You are viewing a plain text version of this content. The canonical link for it is here.
Posted to mapreduce-user@hadoop.apache.org by Adam Shook <as...@clearedgeit.com> on 2011/08/01 23:19:07 UTC

Unusual large number of map tasks for a SequenceFile

Hi All,

I am writing a sequence file to HDFS from an application as a pre-process to a MapReduce job.  (It isn't being written from a MR job, just open, write, close)

The file is around 32 MBs in size.  When the MapReduce job starts up, it starts with 256 map tasks.  I am writing SequenceFiles from this first job and firing up a second with the first job's output.  The second job has around 32KB of input with 138 map tasks.  There are 128 part files, so it should only be 128 map tasks for this second job.  This seems to be an unusually large amount of map tasks since the cluster is configured to the default block size of 64MB.  I am using Hadoop v0.20.1.

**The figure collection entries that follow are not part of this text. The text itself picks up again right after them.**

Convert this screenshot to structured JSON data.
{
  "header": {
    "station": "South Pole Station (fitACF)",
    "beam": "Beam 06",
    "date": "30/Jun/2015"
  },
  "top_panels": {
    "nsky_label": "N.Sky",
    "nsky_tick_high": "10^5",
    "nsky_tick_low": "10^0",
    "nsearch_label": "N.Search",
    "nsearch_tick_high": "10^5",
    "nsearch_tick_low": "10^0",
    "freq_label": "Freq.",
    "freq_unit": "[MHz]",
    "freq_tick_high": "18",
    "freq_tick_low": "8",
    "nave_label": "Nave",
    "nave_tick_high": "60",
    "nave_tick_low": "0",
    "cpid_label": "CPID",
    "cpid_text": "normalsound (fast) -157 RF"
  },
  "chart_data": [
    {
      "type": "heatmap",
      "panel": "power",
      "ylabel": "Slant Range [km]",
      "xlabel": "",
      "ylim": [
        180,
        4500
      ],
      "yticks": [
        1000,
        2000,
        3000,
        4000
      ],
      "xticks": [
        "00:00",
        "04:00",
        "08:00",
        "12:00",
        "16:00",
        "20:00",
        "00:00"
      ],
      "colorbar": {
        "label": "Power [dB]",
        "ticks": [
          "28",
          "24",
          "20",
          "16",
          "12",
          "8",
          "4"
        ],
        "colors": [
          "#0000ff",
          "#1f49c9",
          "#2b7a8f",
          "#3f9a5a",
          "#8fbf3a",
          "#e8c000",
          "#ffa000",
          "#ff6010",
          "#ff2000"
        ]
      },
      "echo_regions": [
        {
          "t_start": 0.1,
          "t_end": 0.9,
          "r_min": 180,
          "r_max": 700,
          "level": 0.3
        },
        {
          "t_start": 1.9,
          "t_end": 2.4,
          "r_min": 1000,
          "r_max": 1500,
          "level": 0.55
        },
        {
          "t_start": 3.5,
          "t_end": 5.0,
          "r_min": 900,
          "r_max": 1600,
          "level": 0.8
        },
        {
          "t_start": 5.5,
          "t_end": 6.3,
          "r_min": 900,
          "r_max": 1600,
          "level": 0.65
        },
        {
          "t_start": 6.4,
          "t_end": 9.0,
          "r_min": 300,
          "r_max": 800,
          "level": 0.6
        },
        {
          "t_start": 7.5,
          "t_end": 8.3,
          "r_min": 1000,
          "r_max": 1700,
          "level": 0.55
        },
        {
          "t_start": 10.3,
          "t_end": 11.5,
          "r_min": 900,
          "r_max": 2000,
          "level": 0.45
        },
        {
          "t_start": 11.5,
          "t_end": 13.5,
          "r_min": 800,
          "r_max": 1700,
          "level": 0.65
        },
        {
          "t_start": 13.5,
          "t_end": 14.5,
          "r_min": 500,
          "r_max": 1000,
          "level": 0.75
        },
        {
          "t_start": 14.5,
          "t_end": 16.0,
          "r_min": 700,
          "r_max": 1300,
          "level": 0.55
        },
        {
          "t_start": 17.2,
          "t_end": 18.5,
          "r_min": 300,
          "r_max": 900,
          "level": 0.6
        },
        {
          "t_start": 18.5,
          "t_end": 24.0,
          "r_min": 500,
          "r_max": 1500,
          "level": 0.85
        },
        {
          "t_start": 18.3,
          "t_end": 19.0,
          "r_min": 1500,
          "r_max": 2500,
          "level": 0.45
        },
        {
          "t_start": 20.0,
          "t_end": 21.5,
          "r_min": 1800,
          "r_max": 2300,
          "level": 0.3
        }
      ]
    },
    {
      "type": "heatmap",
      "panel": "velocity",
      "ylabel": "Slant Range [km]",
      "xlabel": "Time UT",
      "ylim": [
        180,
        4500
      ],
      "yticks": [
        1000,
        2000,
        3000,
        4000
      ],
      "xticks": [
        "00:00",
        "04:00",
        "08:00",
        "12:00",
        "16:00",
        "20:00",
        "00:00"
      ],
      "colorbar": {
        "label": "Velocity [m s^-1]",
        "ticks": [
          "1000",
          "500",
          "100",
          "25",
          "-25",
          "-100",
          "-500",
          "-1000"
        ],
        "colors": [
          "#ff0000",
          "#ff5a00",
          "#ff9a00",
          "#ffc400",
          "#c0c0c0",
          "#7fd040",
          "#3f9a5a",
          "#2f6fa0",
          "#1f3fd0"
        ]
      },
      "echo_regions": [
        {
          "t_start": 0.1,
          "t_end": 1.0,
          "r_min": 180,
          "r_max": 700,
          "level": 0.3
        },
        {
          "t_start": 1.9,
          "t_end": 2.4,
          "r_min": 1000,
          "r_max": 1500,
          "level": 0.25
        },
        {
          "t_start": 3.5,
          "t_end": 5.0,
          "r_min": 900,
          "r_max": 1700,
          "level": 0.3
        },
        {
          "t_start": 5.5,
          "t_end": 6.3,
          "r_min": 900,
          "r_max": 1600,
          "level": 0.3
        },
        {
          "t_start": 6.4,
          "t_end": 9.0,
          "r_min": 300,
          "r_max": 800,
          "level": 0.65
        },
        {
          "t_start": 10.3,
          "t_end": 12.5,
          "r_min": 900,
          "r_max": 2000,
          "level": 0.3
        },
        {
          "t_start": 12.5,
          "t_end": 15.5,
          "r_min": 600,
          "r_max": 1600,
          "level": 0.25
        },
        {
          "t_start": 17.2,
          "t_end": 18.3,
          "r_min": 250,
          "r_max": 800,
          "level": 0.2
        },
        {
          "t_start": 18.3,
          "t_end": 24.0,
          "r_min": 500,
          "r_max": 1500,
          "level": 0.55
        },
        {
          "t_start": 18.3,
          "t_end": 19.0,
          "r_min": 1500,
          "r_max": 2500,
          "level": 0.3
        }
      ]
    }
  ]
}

Is there something special about how the SequenceFiles are being written?  As far as how I am using to write the first file, below is a code sample.

Thanks,
Adam


FileSystem fs = FileSystem.get(new Configuration());
Writer wrtr = SequenceFile.createWriter(fs, fs.getConf(), <path_to_file>, Text.class, Text.class);

for (String s1 : strings1) {
      for (String s2 : strings2) {
wrtr.append((new Text(s1), new Text(s2));
}
}

wrtr.close();